Not perfect, but at least there’s no surprise watermarking on a random button.

2. Cross‑platform: Master PDF Editor (free version)

This one is controversial, but for private / personal use:

  • Edits existing text in place much more cleanly than LibreOffice Draw for complex layouts
  • Add/remove/duplicate pages
  • Fill and create simple forms
  • No watermarks in the free personal-use mode
  • Works on Windows, macOS, Linux

The catch: it’s “freemium” and closed source, and the license text is annoying. But in day-to-day use it behaves closer to “one app that just works” than the usual Frankenstein stack. If you’re doing commercial work, you’re supposed to pay, so that’s a line you have to decide on.

3. Kdan PDF Reader / PDFgear / other newer players

Some of the newer free desktop PDF tools (PDFgear, for example) are actually decent:

  • Text edit in-place on many PDFs
  • Merge/split, reorder pages
  • Fill forms and sign
  • No watermarks in normal usage, at least as of now

Downsides: they’re young projects, features move around, and I don’t 100% trust they’ll stay free forever. But right now they can function as your “everything in one app” editor better than traditional viewers.

4. If privacy matters more than “one tool”

I actually disagree a bit with relying on online tools at all if you care about sensitive docs. That’s where I’d go:

  • Okular (Linux, some BSDs, limited on Windows) for form filling, annotations, and light edits
  • PDF Arranger or PDFsam Basic for page operations
  • A local printer driver like Microsoft Print to PDF or CUPS-PDF for baking changes

Not pretty, but everything stays on your machine and nothing slaps a logo across page 3 because you clicked the wrong feature.

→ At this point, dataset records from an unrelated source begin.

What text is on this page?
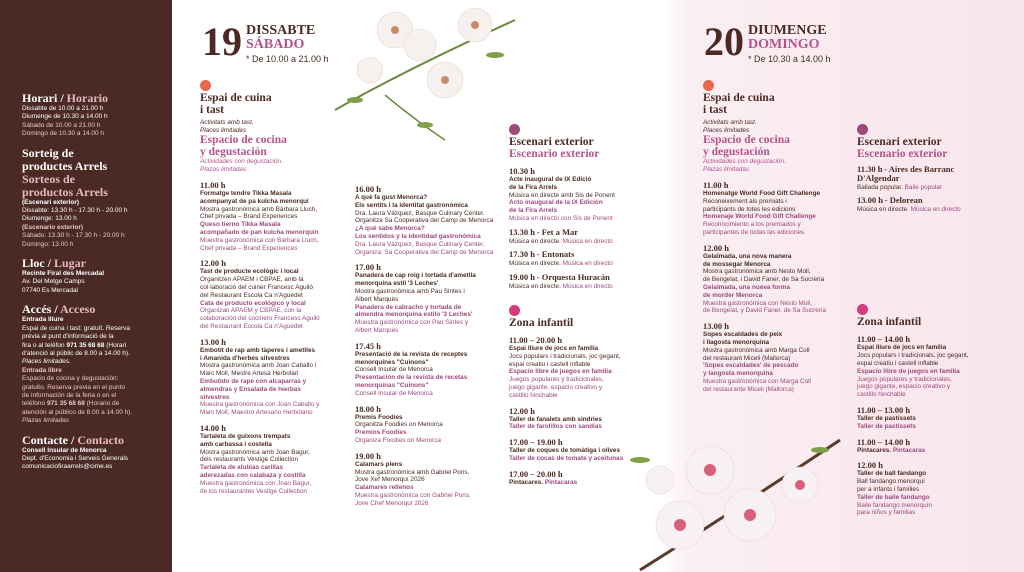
Horari / Horario
Dissabte de 10.00 a 21.00 h
Diumenge de 10.30 a 14.00 h
Sábado de 10.00 a 21.00 h
Domingo de 10.30 a 14.00 h
Sorteig de
productes Arrels
Sorteos de
productos Arrels
(Escenari exterior)
Dissabte: 13.30 h - 17.30 h - 20.00 h
Diumenge: 13.00 h
(Escenario exterior)
Sábado: 13.30 h - 17.30 h - 20.00 h
Domingo: 13.00 h
Lloc / Lugar
Recinte Firal des Mercadal
Av. Del Metge Camps
07740 Es Mercadal
Accés / Acceso
Entrada lliure
Espai de cuina i tast: gratuït. Reserva
prèvia al punt d'informació de la
fira o al telèfon 971 35 68 68 (Horari
d'atenció al públic de 8.00 a 14.00 h).
Places limitades.
Entrada libre
Espacio de cocina y degustación:
gratuito. Reserva previa en el punto
de información de la feria o en el
teléfono 971 35 68 68 (Horario de
atención al público de 8.00 a 14.00 h).
Plazas limitadas
Contacte / Contacto
Consell Insular de Menorca
Dept. d'Economia i Serveis Generals
comunicaciofiraarrels@cime.es
19 DISSABTE
SÁBADO
* De 10.00 a 21.00 h	20 DIUMENGE
DOMINGO
* De 10.30 a 14.00 h
Espai de cuina
i tast
Activitats amb tast.
Places limitades
Espacio de cocina
y degustación
Actividades con degustación.
Plazas limitadas
11.00 h
Formatge tendre Tikka Masala
acompanyat de pa kulcha menorquí
Mostra gastronòmica amb Bàrbara Lluch,
Chef privada – Brand Experiences
Queso tierno Tikka Masala
acompañado de pan kulcha menorquín
Muestra gastronómica con Bárbara Lluch,
Chef privada – Brand Experiences
12.00 h
Tast de producte ecològic i local
Organitzen APAEM i CBPAE, amb la
col·laboració del cuiner Francesc Aguiló
del Restaurant Escola Ca n'Aguedet
Cata de producto ecológico y local
Organizan APAEM y CBPAE, con la
colaboración del cocinero Francesc Aguiló
del Restaurant Escola Ca n'Aguedet
13.00 h
Embotit de rap amb tàperes i ametlles
i Amanida d'herbes silvestres
Mostra gastronòmica amb Joan Caballo i
Marc Moll, Mestre Artesà Herbolari
Embutido de rape con alcaparras y
almendras y Ensalada de hierbas
silvestres
Muestra gastronómica con Joan Caballo y
Marc Moll, Maestro Artesano Herbolario
14.00 h
Tartaleta de guixons trempats
amb carbassa i costella
Mostra gastronòmica amb Joan Bagur,
dels restaurants Vestige Collection
Tartaleta de alubias carillas
aderezadas con calabaza y costilla
Muestra gastronómica con Joan Bagur,
de los restaurantes Vestige Collection
16.00 h
A què fa gust Menorca?
Els sentits i la identitat gastronòmica
Dra. Laura Vázquez, Basque Culinary Center.
Organitza Sa Cooperativa del Camp de Menorca
¿A qué sabe Menorca?
Los sentidos y la identidad gastronómica
Dra. Laura Vázquez, Basque Culinary Center.
Organiza: Sa Cooperativa del Camp de Menorca
17.00 h
Panadera de cap roig i tortada d'ametlla
menorquina estil '3 Leches'
Mostra gastronòmica amb Pau Sintes i
Albert Marquès
Panadera de cabracho y tortada de
almendra menorquina estilo '3 Leches'
Muestra gastronómica con Pau Sintes y
Albert Marquès
17.45 h
Presentació de la revista de receptes
menorquines "Cuinons"
Consell Insular de Menorca
Presentación de la revista de recetas
menorquinas "Cuinons"
Consell Insular de Menorca
18.00 h
Premis Foodies
Organitza Foodies on Menorca
Premios Foodies
Organiza Foodies on Menorca
19.00 h
Calamars plens
Mostra gastronòmica amb Gabriel Pons,
Jove Xef Menorquí 2026
Calamares rellenos
Muestra gastronómica con Gabriel Pons,
Jove Chef Menorquí 2026
Escenari exterior
Escenario exterior
10.30 h
Acte inaugural de IX Edició
de la Fira Arrels
Música en directe amb Sis de Ponent
Acto inaugural de la IX Edición
de la Fira Arrels
Música en directo con Sis de Ponent
13.30 h - Fet a Mar
Música en directe. Música en directo
17.30 h - Entonats
Música en directe. Música en directo
19.00 h - Orquesta Huracán
Música en directe. Música en directo
Zona infantil
11.00 – 20.00 h
Espai lliure de jocs en família
Jocs populars i tradicionals, joc gegant,
espai creatiu i castell inflable
Espacio libre de juegos en familia
Juegos populares y tradicionales,
juego gigante, espacio creativo y
castillo hinchable
12.00 h
Taller de fanalets amb sindries
Taller de farolillos con sandías
17.00 – 19.00 h
Taller de coques de tomàtiga i olives
Taller de cocas de tomate y aceitunas
17.00 – 20.00 h
Pintacares. Pintacaras
Espai de cuina
i tast
Activitats amb tast.
Places limitades
Espacio de cocina
y degustación
Actividades con degustación.
Plazas limitadas
11.00 h
Homenatge World Food Gift Challenge
Reconeixement als premiats i
participants de totes les edicions
Homenaje World Food Gift Challenge
Reconocimiento a los premiados y
participantes de todas las ediciones
12.00 h
Gelaïmada, una nova manera
de mossegar Menorca
Mostra gastronòmica amb Nesto Moll,
de Bengelat, i David Faner, de Sa Sucreria
Gelaïmada, una nueva forma
de morder Menorca
Muestra gastronómica con Nesto Moll,
de Bengelat, y David Faner, de Sa Sucreria
13.00 h
Sopes escaldades de peix
i llagosta menorquina
Mostra gastronòmica amb Marga Coll
del restaurant Miceli (Mallorca)
'Sopes escaldades' de pescado
y langosta menorquina
Muestra gastronómica con Marga Coll
del restaurante Miceli (Mallorca)
Escenari exterior
Escenario exterior
11.30 h - Aires des Barranc
D'Algendar
Ballada popular. Baile popular
13.00 h - Delorean
Música en directe. Música en directo
Zona infantil
11.00 – 14.00 h
Espai lliure de jocs en família
Jocs populars i tradicionals, joc gegant,
espai creatiu i castell inflable
Espacio libre de juegos en familia
Juegos populares y tradicionales,
juego gigante, espacio creativo y
castillo hinchable
11.00 – 13.00 h
Taller de pastissets
Taller de pastissets
11.00 – 14.00 h
Pintacares. Pintacaras
12.00 h
Taller de ball fandango
Ball fandango menorquí
per a infants i famílies
Taller de baile fandango
Baile fandango menorquín
para niños y familias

5. The uncomfortable truth

If by “edit” you mean:

  • Precisely modify existing text in complex layouts
  • Reflow paragraphs without breaking fonts and spacing
  • Work with lots of scanned content and forms

Then, honestly, there is no single, perfect, totally free Acrobat Pro clone. Anyone who says “this one free app replaces Acrobat entirely” either hasn’t tried it on ugly real-world PDFs or is glossing over the limits.

Realistic strategy:

  • Pick one desktop app as your daily driver (Master PDF Editor free, PDF-XChange if you’re okay avoiding the watermark tools, or a newer one like PDFgear).
  • Keep a tiny helper app on the side just for splitting/merging if your main one is clunky at that.

You’ll get like 90–95% of what you want with that, and without paying or dealing with stupid “3 docs per day” limits. Just don’t expect perfection on every cursed corporate form someone exported from Word in 2007.